Since the Americans with Disabilities Act Amendments Act was not retroactive, ADA court decisions addressing facts that arose prior to  January 1, 2009, the ADAAA’s effective date, have continued to apply the original ADA, including the now-overruled Supreme Court decisions in the Sutton trilogy and Toyota Motor Manufacturing, Kentucky, Inc. v. Williams.

Now, nearly 20 months after the ADAAA, cases based on facts occurring after January 1, 2009  have made their way through the EEOC administrative process and have reached court.  Perhaps the first ADAAA decision to reach the summary judgment stage illustrates the stark contrast between the original ADA and the ADAAA when it comes to the definition of disability.

In Hoffman v. Carefirst of Fort Wayne, Inc. d/b/a Advanced Healthcare, the plaintiff had Stage III renal cancer.  The defendant argued that the plaintiff did not have a disability under the ADA because there was no substantial limitation on a major life activity, noting that his cancer was in remission during the period that gave rise to the litigation, and he did not have any work restrictions, performed his regular job duties and did not miss any significant time from work.
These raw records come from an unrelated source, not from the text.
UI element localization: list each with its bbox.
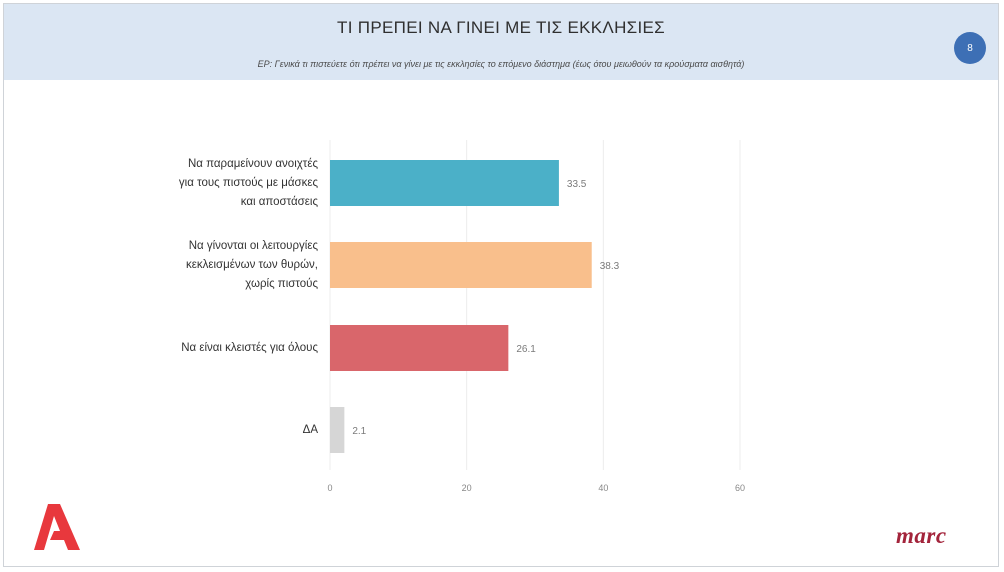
- category-label: Να γίνονται οι λειτουργίες κεκλεισμένων τ…: [100, 237, 318, 294]
- bar-value-label: 33.5: [567, 179, 587, 190]
- category-label: ΔΑ: [100, 421, 318, 440]
- bar: [330, 325, 509, 371]
- x-tick-label: 20: [462, 483, 472, 493]
- x-axis-ticks: 0 20 40 60: [327, 483, 745, 493]
- category-label-line: για τους πιστούς με μάσκες: [178, 176, 318, 189]
- category-label: Να είναι κλειστές για όλους: [100, 339, 318, 358]
- bar: [330, 160, 559, 206]
- bar-value-label: 38.3: [600, 261, 620, 272]
- bar: [330, 407, 345, 453]
- bar: [330, 242, 592, 288]
- category-label-line: ΔΑ: [302, 423, 318, 436]
- category-label-text: Να γίνονται οι λειτουργίες κεκλεισμένων τ…: [186, 237, 318, 294]
- x-tick-label: 40: [598, 483, 608, 493]
- page-number-badge: 8: [954, 32, 986, 64]
- category-label: Να παραμείνουν ανοιχτές για τους πιστούς …: [100, 155, 318, 212]
- category-label-text: ΔΑ: [303, 421, 318, 440]
- marc-logo: marc: [896, 523, 947, 548]
- category-label-line: χωρίς πιστούς: [245, 277, 318, 290]
- header-banner: ΤΙ ΠΡΕΠΕΙ ΝΑ ΓΙΝΕΙ ΜΕ ΤΙΣ ΕΚΚΛΗΣΙΕΣ ΕΡ: …: [4, 4, 998, 80]
- bar-value-label: 2.1: [352, 426, 366, 437]
- bars: 33.5 38.3 26.1 2.1: [330, 160, 620, 453]
- chart-title: ΤΙ ΠΡΕΠΕΙ ΝΑ ΓΙΝΕΙ ΜΕ ΤΙΣ ΕΚΚΛΗΣΙΕΣ: [337, 18, 665, 37]
- bar-value-label: 26.1: [516, 344, 536, 355]
- chart-question: ΕΡ: Γενικά τι πιστεύετε ότι πρέπει να γί…: [257, 59, 745, 69]
- x-tick-label: 0: [327, 483, 332, 493]
- alpha-tv-logo-icon: [34, 504, 80, 550]
- category-label-line: Να είναι κλειστές για όλους: [181, 341, 318, 354]
- category-label-text: Να είναι κλειστές για όλους: [181, 339, 318, 358]
- x-tick-label: 60: [735, 483, 745, 493]
- category-label-line: κεκλεισμένων των θυρών,: [185, 258, 318, 271]
- category-label-line: Να γίνονται οι λειτουργίες: [188, 239, 318, 252]
- category-label-line: και αποστάσεις: [240, 195, 318, 208]
- category-label-text: Να παραμείνουν ανοιχτές για τους πιστούς …: [179, 155, 318, 212]
- category-label-line: Να παραμείνουν ανοιχτές: [187, 157, 318, 170]
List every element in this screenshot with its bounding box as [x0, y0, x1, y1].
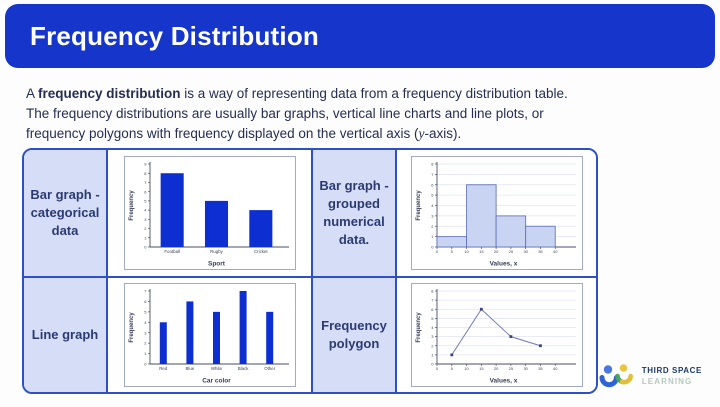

The federal district court in Indiana rejected this argument summarily since the ADAAA states  that “[a]n impairment that is episodic or in remission is a disability if it would substantially limit a major life activity when active.” The court noted that renal cancer would have substantially limited a major life activity when it was active. The court also relied on the EEOC’s proposed regulations  to implement the ADAAA, which lists cancer as an impairment “that will consistently meet the definition of disability.” Under the original ADA, many courts, after conducting an individualized assessment to determine whether a plaintiff with cancer was substantially limited in a major life activity, had concluded that the plaintiff was not an individual with a disability.

Given the timing of the litigation process, expect a growing number of decisions arising under the ADAAA. Given the breadth of the ADAAA, expect also that many more plaintiffs will  meet the ADAAA’s definition of disability than met the original definition. Watch also for the EEOC’s  final regulations to implement Title 1 of the ADAAA. While the date for these regulations to be issued is uncertain, it has been more than a year since the EEOC published proposed regulations.